Si la réaction homéostatique est tout à fait naturelle et inévitable, elle active néanmoins des automatismes qui du coup n’offrent pas toujours la meilleure réponse pour la survie du système. Il faut donc se donner les moyens d’aller au-delà de la seule homéostasie. Qu’il s’agisse d’une personne ou d’une entreprise, toute l’alchimie d’une adaptation réussie dépend d’un ensemble d’éléments à construire par un effort de recul faisant appel à notre cortex préfrontal, individuel et collectif.  

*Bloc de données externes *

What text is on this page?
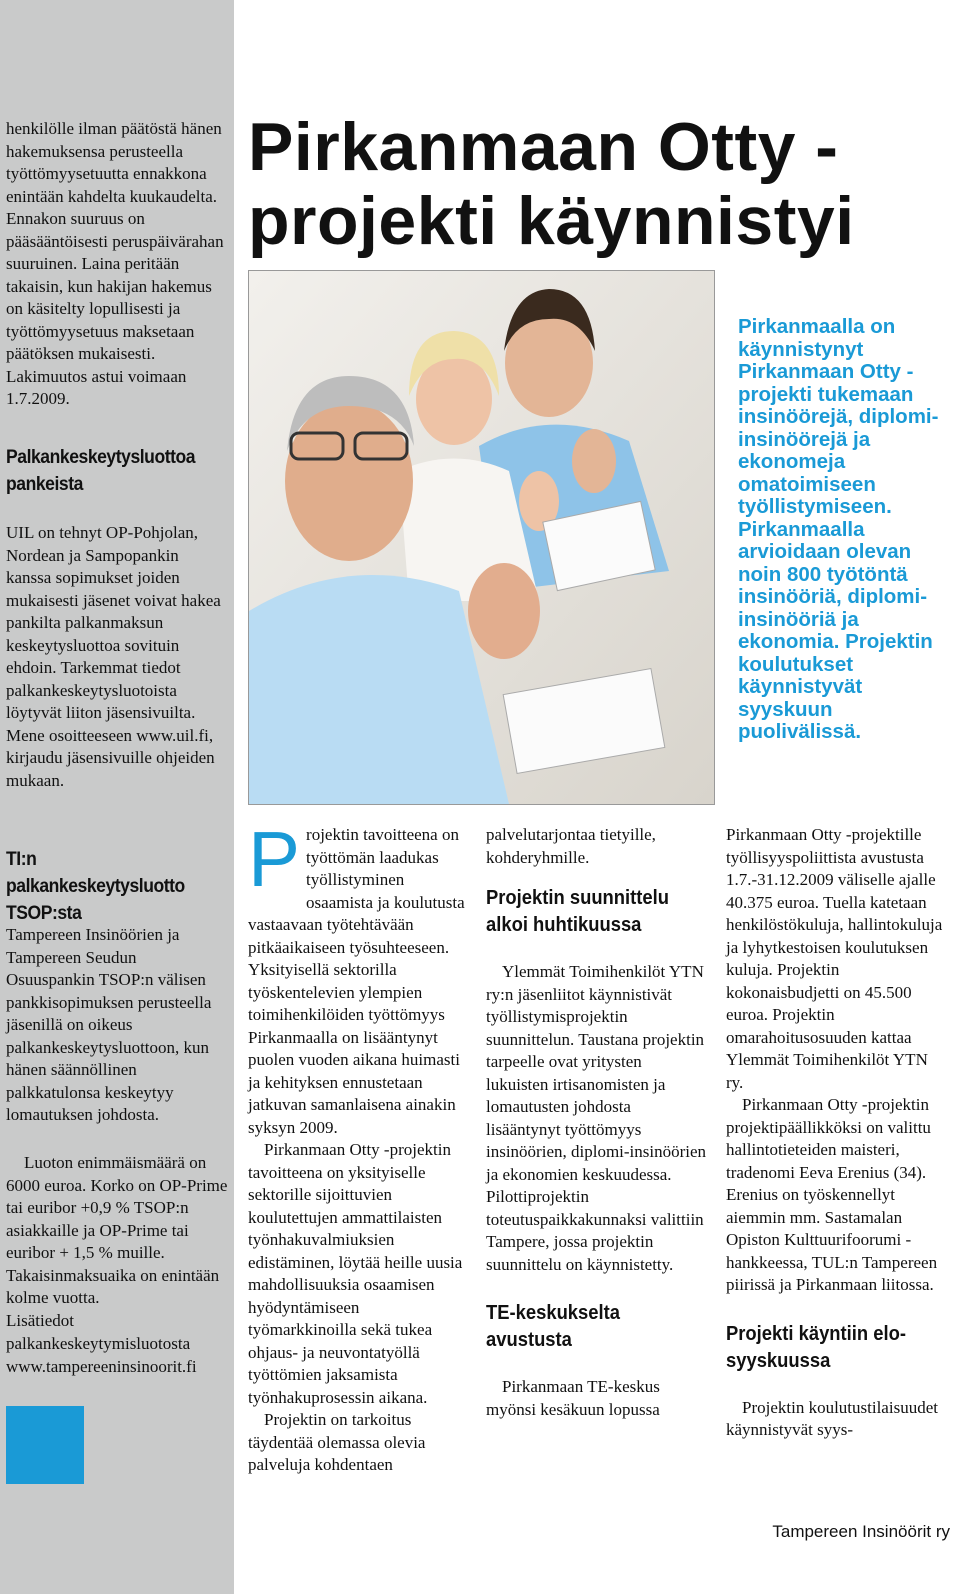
henkilölle ilman päätöstä hänen hakemuksensa perusteella työttömyysetuutta ennakkona enintään kahdelta kuukaudelta. Ennakon suuruus on pääsääntöisesti peruspäivärahan suuruinen. Laina peritään takaisin, kun hakijan hakemus on käsitelty lopullisesti ja työttömyysetuus maksetaan päätöksen mukaisesti. Lakimuutos astui voimaan 1.7.2009.

Palkankeskeytysluottoa pankeista

UIL on tehnyt OP-Pohjolan, Nordean ja Sampopankin kanssa sopimukset joiden mukaisesti jäsenet voivat hakea pankilta palkanmaksun keskeytysluottoa sovituin ehdoin. Tarkemmat tiedot palkankeskeytysluotoista löytyvät liiton jäsensivuilta. Mene osoitteeseen www.uil.fi, kirjaudu jäsensivuille ohjeiden mukaan.

TI:n palkankeskeytysluotto TSOP:sta

Tampereen Insinöörien ja Tampereen Seudun Osuuspankin TSOP:n välisen pankkisopimuksen perusteella jäsenillä on oikeus palkankeskeytysluottoon, kun hänen säännöllinen palkkatulonsa keskeytyy lomautuksen johdosta.

Luoton enimmäismäärä on 6000 euroa. Korko on OP-Prime tai euribor +0,9 % TSOP:n asiakkaille ja OP-Prime tai euribor + 1,5 % muille. Takaisinmaksuaika on enintään kolme vuotta.

Lisätiedot

palkankeskeytymisluotosta

www.tampereeninsinoorit.fi

Pirkanmaan Otty - projekti käynnistyi

Pirkanmaalla on käynnistynyt Pirkanmaan Otty -projekti tukemaan insinöörejä, diplomi-insinöörejä ja ekonomeja omatoimiseen työllistymiseen. Pirkanmaalla arvioidaan olevan noin 800 työtöntä insinööriä, diplomi-insinööriä ja ekonomia. Projektin koulutukset käynnistyvät syyskuun puolivälissä.

P rojektin tavoitteena on työttömän laadukas työllistyminen osaamista ja koulutusta vastaavaan työtehtävään pitkäaikaiseen työsuhteeseen. Yksityisellä sektorilla työskentelevien ylempien toimihenkilöiden työttömyys Pirkanmaalla on lisääntynyt puolen vuoden aikana huimasti ja kehityksen ennustetaan jatkuvan samanlaisena ainakin syksyn 2009.

Pirkanmaan Otty -projektin tavoitteena on yksityiselle sektorille sijoittuvien koulutettujen ammattilaisten työnhakuvalmiuksien edistäminen, löytää heille uusia mahdollisuuksia osaamisen hyödyntämiseen työmarkkinoilla sekä tukea ohjaus- ja neuvontatyöllä työttömien jaksamista työnhakuprosessin aikana.

Projektin on tarkoitus täydentää olemassa olevia palveluja kohdentaen

palvelutarjontaa tietyille, kohderyhmille.

Projektin suunnittelu alkoi huhtikuussa

Ylemmät Toimihenkilöt YTN ry:n jäsenliitot käynnistivät työllistymisprojektin suunnittelun. Taustana projektin tarpeelle ovat yritysten lukuisten irtisanomisten ja lomautusten johdosta lisääntynyt työttömyys insinöörien, diplomi-insinöörien ja ekonomien keskuudessa. Pilottiprojektin toteutuspaikkakunnaksi valittiin Tampere, jossa projektin suunnittelu on käynnistetty.

TE-keskukselta avustusta

Pirkanmaan TE-keskus myönsi kesäkuun lopussa

Pirkanmaan Otty -projektille työllisyyspoliittista avustusta 1.7.-31.12.2009 väliselle ajalle 40.375 euroa. Tuella katetaan henkilöstökuluja, hallintokuluja ja lyhytkestoisen koulutuksen kuluja. Projektin kokonaisbudjetti on 45.500 euroa. Projektin omarahoitusosuuden kattaa Ylemmät Toimihenkilöt YTN ry.

Pirkanmaan Otty -projektin projektipäällikköksi on valittu hallintotieteiden maisteri, tradenomi Eeva Erenius (34). Erenius on työskennellyt aiemmin mm. Sastamalan Opiston Kulttuurifoorumi -hankkeessa, TUL:n Tampereen piirissä ja Pirkanmaan liitossa.

Projekti käyntiin elo-syyskuussa

Projektin koulutustilaisuudet käynnistyvät syys-

Tampereen Insinöörit ry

       Dans un processus agile, le cycle adaptatif est le suivant :
  •    Percevoir / anticiper un changement dans l’environnement (ce n’est pas toujours une évidence).
  •    En détecter et reconnaître les répercussions présentes ou futures sur l’équilibre du système (cela demande une vraie réflexion prospective).
  •  Vivre toutes les étapes de stress et de deuil d’une situation disparue ou en voie de l’être (phases homéostatiques) en évitant de s’appesantir sur chacune d’entre elles.
  • Parvenir à l’ultime étape du deuil : l’acceptation, la réparation (ce que Boris Cyrulnik nomme la résilience)
  •  Modifier le paradigme, la représentation que le système a de son équilibre : imaginer, visualiser, verbaliser, construire ce que pourra être le nouvel équilibre.
  •  Alors peuvent se mettre en œuvre des actions d’adaptation afin de transformer le système, pour faire d’une menace perçue une opportunité ou de saisir et développer à coup sûr une chance qui s’offre.
La durée totale de chaque palier est très variable, selon l’intensité du changement auquel s’adapter, la profondeur identitaire des homéostasies à faire évoluer et le niveau de culture d’adaptation du système plus ou moins développée.

Face aux grands défis du monde en mutation, nos économies occidentales oscillent entre deux options possibles :
  •  Une adaptation par rétroaction homéostatique (maintenance de secteurs économiques voués à disparaître, repli sur des schémas protectionnistes de toutes natures, rétrécissement du modèle social…). Le recours à ce type d’adaptation est plus automatique parce que simple à penser. Il fait appel, dans notre cerveau, à notre seul système de « reconnaissance de formes » c’est-à-dire à des mécanismes et solutions déjà connus, à des référents économiques et idéologiques fortement ancrés.
  •  Une adaptation par l’innovation (remise en cause en profondeur des modèles existants et des modes de pensée, élaboration de scénarios, coopétition, recherche de solutions inédites dans tous les domaines : types de production, cibles, innovation sociale, collaborative, managériale, …). Ce type d’adaptation est moins facile à mettre en œuvre (mais tout à fait possible) parce qu’il demande davantage d’efforts de créativité, d’ouverture/acceptation de l’inconnu, de remise en question des croyances les plus fortes, de prise de risques.
 Bâtir sur un terrain mouvant demande sans doute de renoncer aux fondations classiques, inopérantes dans ce contexte, voire aux fondations tout court ? De trouver d’autres modes de construction ? D’autres matériaux ? Ou même d’autres formes d’habitât ? Bien sûr, il ne s’agit là que d’une métaphore.

1Antonio Damasio, neurobiologiste - « Spinoza avait raison : joie et tristesse, le cerveau des émotions ».